This is why class action members don’t bother to collect, says the FTC

Class action notice is one of those thorny problems that in-house lawyers have to occasionally face. How do you tell people that they may be entitled to an award? And the why don’t most people in the class respond?

The Federal Trade Commission recently took a look at . that, and published a preliminary staff report on two studies it conducted to understand the effectiveness of class action settlement notices. While the report highlights its findings relating to low refund claim rates by class members, say two Seyfarth Shaw attorneys in a client note, lawyers may be more interested in the research conducted to evaluate how email sender names, subject lines, and email formats can influence a consumer to successfully complete steps to file a claim.

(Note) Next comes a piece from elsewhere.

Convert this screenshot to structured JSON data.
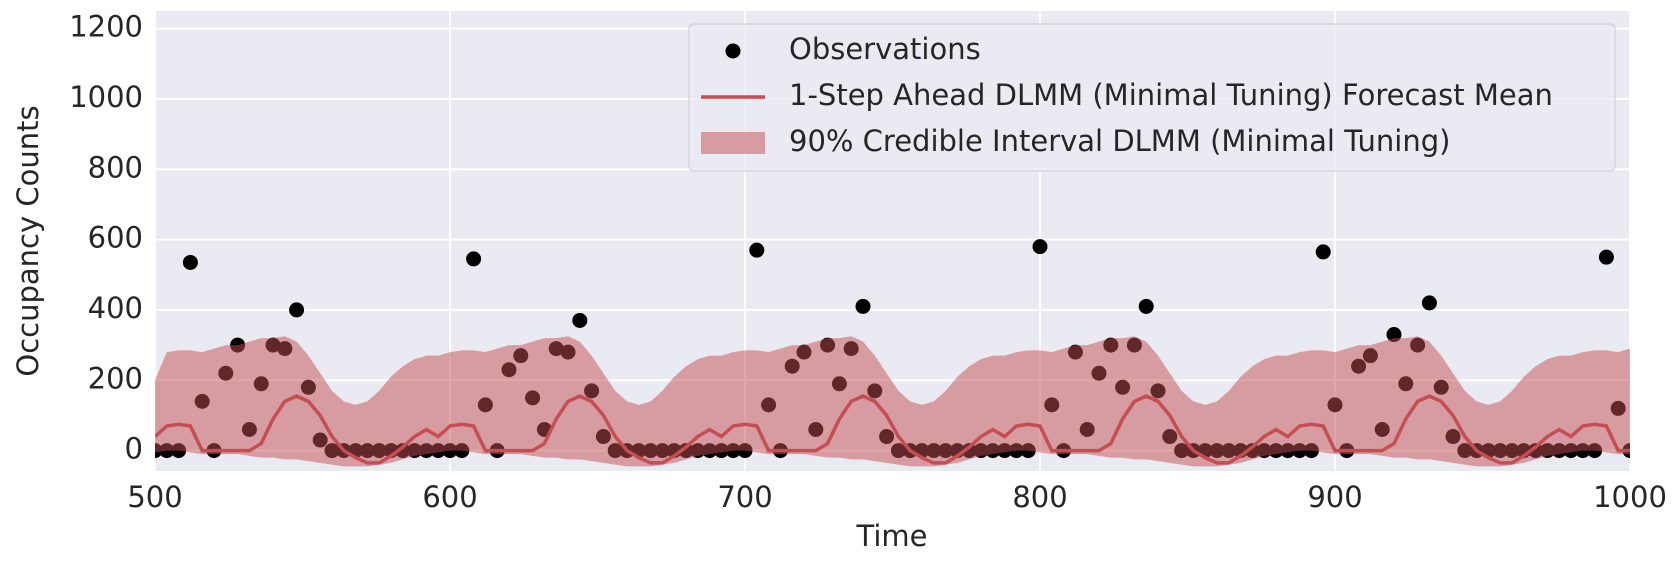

The FTC’s Internet-based consumer research study found that recipients’ understanding of both the nature of the email itself and the next steps needed to receive their refund was low overall. Only about 38 percent of respondents understood the nature of the email when viewing it in their inbox and that number rose to slightly less than half when viewing the actual email. Only around 40 percent actually understood the steps required to receive a refund, write Tracee Davis and Heather Murray.

The agency found that how an email subject line is phrased affects perceptions to a greater degree than the sender name does. For example, the inclusion of a $100 refund amount in the subject line made respondents 12 percent less likely to understand the nature of the email, with some erroneously believe that the email is a scam. Respondents were correspondingly 4 percent less likely to even open the email if the refund amount was listed in the subject line.

In the other study covered by this report, the FTC found in analyzing data from 149 consumer class actions that the median refund claims rate in these cases, regardless of the form of notice, was low at an abysmal 9 percent. For class action members who only received email notices of their refunds rather than traditional mailings, the median claims rate dropped to 2 percent, say Davis and Murray.